El protocolo sufre a veces los embates enfurecidos de quienes desconocen su propósito: acartonado, casposo, rígido, corsetero, contrario a la espontaneidad democrática. Sin embargo, el protocolo y sus profesionales velan por algo preciosísimo: que todo el mundo se sienta cómodo, a gusto. Por supuesto, hay gente a la que le importa un bledo cómo se sientan los demás. Peor, algunos procuran generar incomodidad por sistema y se apuntan, como niños pequeños que se creen traviesos, a la mala educación. Esas actitudes se reservaban antes a la transgresión pero, como diría el filósofo y escritor Javier Gomá, ahora todo es bohemia, solo que vulgar; es decir, generalizada. La salida chirriadora que celebraríamos en Picasso o en Paco Umbral resulta inconcebible en el presidente de un país.
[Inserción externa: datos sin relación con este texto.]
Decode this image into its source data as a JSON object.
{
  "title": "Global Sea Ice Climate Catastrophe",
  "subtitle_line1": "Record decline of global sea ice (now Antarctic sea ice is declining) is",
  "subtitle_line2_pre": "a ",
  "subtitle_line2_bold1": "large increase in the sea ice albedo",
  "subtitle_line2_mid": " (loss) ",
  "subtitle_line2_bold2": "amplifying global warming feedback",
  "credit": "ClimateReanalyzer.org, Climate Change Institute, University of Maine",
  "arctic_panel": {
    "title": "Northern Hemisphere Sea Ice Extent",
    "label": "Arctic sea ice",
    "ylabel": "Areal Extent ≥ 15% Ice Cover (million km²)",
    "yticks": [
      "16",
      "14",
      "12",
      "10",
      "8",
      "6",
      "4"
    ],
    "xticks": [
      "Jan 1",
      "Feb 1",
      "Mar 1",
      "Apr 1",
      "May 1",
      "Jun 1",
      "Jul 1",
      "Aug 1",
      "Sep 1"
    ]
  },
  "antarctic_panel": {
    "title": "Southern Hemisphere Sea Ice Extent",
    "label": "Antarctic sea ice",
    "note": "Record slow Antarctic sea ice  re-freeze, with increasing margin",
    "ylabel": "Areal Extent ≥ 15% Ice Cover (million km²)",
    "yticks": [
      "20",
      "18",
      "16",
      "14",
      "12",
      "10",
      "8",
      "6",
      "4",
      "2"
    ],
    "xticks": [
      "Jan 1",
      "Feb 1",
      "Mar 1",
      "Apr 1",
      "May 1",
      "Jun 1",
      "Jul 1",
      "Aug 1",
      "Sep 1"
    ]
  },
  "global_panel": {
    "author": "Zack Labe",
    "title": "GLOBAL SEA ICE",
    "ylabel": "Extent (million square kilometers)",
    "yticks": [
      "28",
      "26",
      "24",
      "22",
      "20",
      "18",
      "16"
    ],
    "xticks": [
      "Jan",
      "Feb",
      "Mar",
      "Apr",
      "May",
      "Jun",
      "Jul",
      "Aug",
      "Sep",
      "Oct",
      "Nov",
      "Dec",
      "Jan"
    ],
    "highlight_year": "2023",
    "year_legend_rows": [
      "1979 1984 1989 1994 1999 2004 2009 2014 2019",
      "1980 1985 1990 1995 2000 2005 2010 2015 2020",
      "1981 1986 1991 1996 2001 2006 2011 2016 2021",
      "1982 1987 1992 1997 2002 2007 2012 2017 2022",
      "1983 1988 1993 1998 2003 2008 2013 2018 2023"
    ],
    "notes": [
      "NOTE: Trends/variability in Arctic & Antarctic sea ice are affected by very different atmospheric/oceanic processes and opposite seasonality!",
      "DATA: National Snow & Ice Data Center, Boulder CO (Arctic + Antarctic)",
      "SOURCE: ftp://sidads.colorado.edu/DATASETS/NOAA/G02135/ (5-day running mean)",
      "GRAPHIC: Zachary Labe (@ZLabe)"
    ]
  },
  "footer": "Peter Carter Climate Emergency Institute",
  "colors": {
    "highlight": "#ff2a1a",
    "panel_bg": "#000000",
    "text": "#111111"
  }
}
Acudir a una recepción saltándose la etiqueta —¡aquel maravilloso jersey andino de Evo Morales!— no es cosa de revolucionarios, sino de paletos que no saben respetar a sus anfitriones ni a los demás invitados ni al pueblo al que representan.
Esta semana se han dado varios casos noticiosos: el de un ministro que, según las crónicas, aparece sin que nadie le haya invitado y exige lugar de honor, y el del presidente de la queridísima y culta Colombia, que acudió a la cena de gala en Palacio sin la vestimenta protocolaria. Como si el frac le hiciera parecer menos de las farc y más de derechas, sobre todo yendo con una mujer alta y guapa como las respectivas de Bolsonaro o Trump.
Lo peor fue que la víspera de su viaje se dedicó a ponernos a parir de un burro, como dijo alguien trabucado, y a llamarnos esclavistas. Están inventado la diplomacia de la impertinencia: ni amable ni integradora ni sensata. Insolentes nunca faltan. Con sus followers.